I once rode side-saddle with three members of the King’s Troop, Royal Horse Artillery. No, seriously. They were all saddlers, fascinated by this unexplored aspect of their craft. I joined them at an event hosted by the SSA, expecting to find it horrible and unnatural, and it was nothing of the kind.
Because you’re not actually sideways. Your shoulders are above your hips and square-on to the horse, just like normal. True, your right foot is more or less on your left knee, but I often sit like that. The point is that you can control your horse. If you can ride, it’s easy.
I’d always thought that a side-saddle was an instrument of subjugation and that its revival was like bringing back the chastity belt.

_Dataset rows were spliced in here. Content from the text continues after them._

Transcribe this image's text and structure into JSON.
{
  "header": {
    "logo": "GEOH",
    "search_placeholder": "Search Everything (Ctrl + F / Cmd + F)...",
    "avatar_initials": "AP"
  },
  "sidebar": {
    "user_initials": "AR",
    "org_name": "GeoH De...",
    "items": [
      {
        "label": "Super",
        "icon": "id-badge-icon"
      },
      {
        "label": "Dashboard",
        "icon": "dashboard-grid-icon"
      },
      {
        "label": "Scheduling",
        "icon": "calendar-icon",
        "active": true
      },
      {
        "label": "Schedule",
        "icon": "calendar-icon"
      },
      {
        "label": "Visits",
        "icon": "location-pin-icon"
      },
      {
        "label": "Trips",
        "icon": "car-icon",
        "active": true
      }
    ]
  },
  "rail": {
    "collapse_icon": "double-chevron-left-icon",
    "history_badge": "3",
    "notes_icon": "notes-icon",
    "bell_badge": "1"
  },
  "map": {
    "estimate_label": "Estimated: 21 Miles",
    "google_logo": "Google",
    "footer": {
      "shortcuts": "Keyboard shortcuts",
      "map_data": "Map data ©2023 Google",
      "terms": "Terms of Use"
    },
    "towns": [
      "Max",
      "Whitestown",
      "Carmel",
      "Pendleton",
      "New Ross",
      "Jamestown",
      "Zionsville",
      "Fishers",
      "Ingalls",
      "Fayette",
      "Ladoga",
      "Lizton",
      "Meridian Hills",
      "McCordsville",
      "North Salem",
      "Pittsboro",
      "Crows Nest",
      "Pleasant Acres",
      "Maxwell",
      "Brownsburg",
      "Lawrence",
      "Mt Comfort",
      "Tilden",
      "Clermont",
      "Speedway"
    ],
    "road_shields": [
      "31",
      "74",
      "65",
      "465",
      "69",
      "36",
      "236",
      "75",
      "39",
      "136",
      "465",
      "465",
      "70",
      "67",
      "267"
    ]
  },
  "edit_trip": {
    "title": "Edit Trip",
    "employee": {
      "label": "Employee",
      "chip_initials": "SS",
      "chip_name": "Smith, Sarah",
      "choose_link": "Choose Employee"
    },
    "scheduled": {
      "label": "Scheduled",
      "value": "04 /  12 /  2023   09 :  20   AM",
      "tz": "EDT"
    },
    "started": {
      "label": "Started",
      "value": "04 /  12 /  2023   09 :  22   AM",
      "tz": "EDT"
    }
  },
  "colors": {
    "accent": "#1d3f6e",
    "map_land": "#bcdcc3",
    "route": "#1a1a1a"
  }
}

That’s got it precisely upside-down. The invention of the two-pommel side-saddle in the 1830s was a liberation: at last a woman could take control of her horse and gallop and jump with the best.
It’s not remotely insecure. It’s actually harder to fall off a side-saddle than a conventional one because your right leg is anchored. It allowed women to hunt, to compete and to ride round the countryside without needing someone to lead the horse. Queen Victoria was nuts for it when she was young; so was Florence Nightingale. This was freedom.
Before the invention of the side-saddle, women just sat sideways, perched awkwardly, twisted, precariously balanced and unable to control their mount. The greatest technological advance they knew was a little plank – the planchette — to rest their feet on. With the side-saddle, women entered the kingdom of the horse, seized it from men and made it their own. These days women dominate the horsey world, to the extent that many people think riding horses is effeminate — though best not tell the King’s Troop.
Even when riding astride became acceptable for women, ladies rode side-saddle. The Radletts in Nancy Mitford despise Lavender Davis as a rider astride. Side-saddle was never a lost skill, just mislaid during the second world war. But the eventual revival was inevitable, and the SSA was formed in 1974.
It continues to grow. You can buy new side-saddles but most riders use an old one: these change hands for around £2,000. And there’s a lively market for the clothes, because there’s no point in riding side-saddle in your old jods and a Puffa jacket.
It reflects a trend. Horsey girls are going back to horses in maturity, seeking ways of enjoying horses in ways that fit in with domestic life, available funds and available courage. Not everyone wants to go tear-arsing across country nel mezzo del cammin.
No doubt it helps that the side-saddle gear is great. And sexy. You balance on a horse by sticking your chest out, and a riding habit is cut to emphasise this. The skirt must give freedom of movement to the legs, and the way it hangs sets off the limbs of both riders and horses.
Check out the 18th-century painting by Joseph Wright of Mr and Mrs Coltman: Mrs C side-saddle on her horse, Mr C leaning nonchalantly against her splayed thighs: a subtly erotic picture that seems to hint that the two have come to their morning ride after a particularly good gallop before they got up.
And Clarissa Dawson, side-saddle rider of the year 1997, looked pretty wonderful as she sat on her dappled grey in a riding habit, top-hat, Edwardian cut-away jacket, waistcoat, high stock and veil. ‘The really difficult thing is to drink a gin and tonic through the veil,’ she said. ‘The only answer is to sink all pride and use a straw.’
These days there are women riding side-saddle at all the best hunts. You need a taste for excitement and for cutting a dash to get away with it. But there are less dangerous options at all levels of competence; the annual National Side Saddle Show has more than 70 classes.
So yes, it’s about dressing up and elegance and nostalgia but above all it’s about horses: because for some people the bloody things are a necessity. Side-saddle is just one more way of having fun with a horse, and any way you do that without harming the horse is OK by me.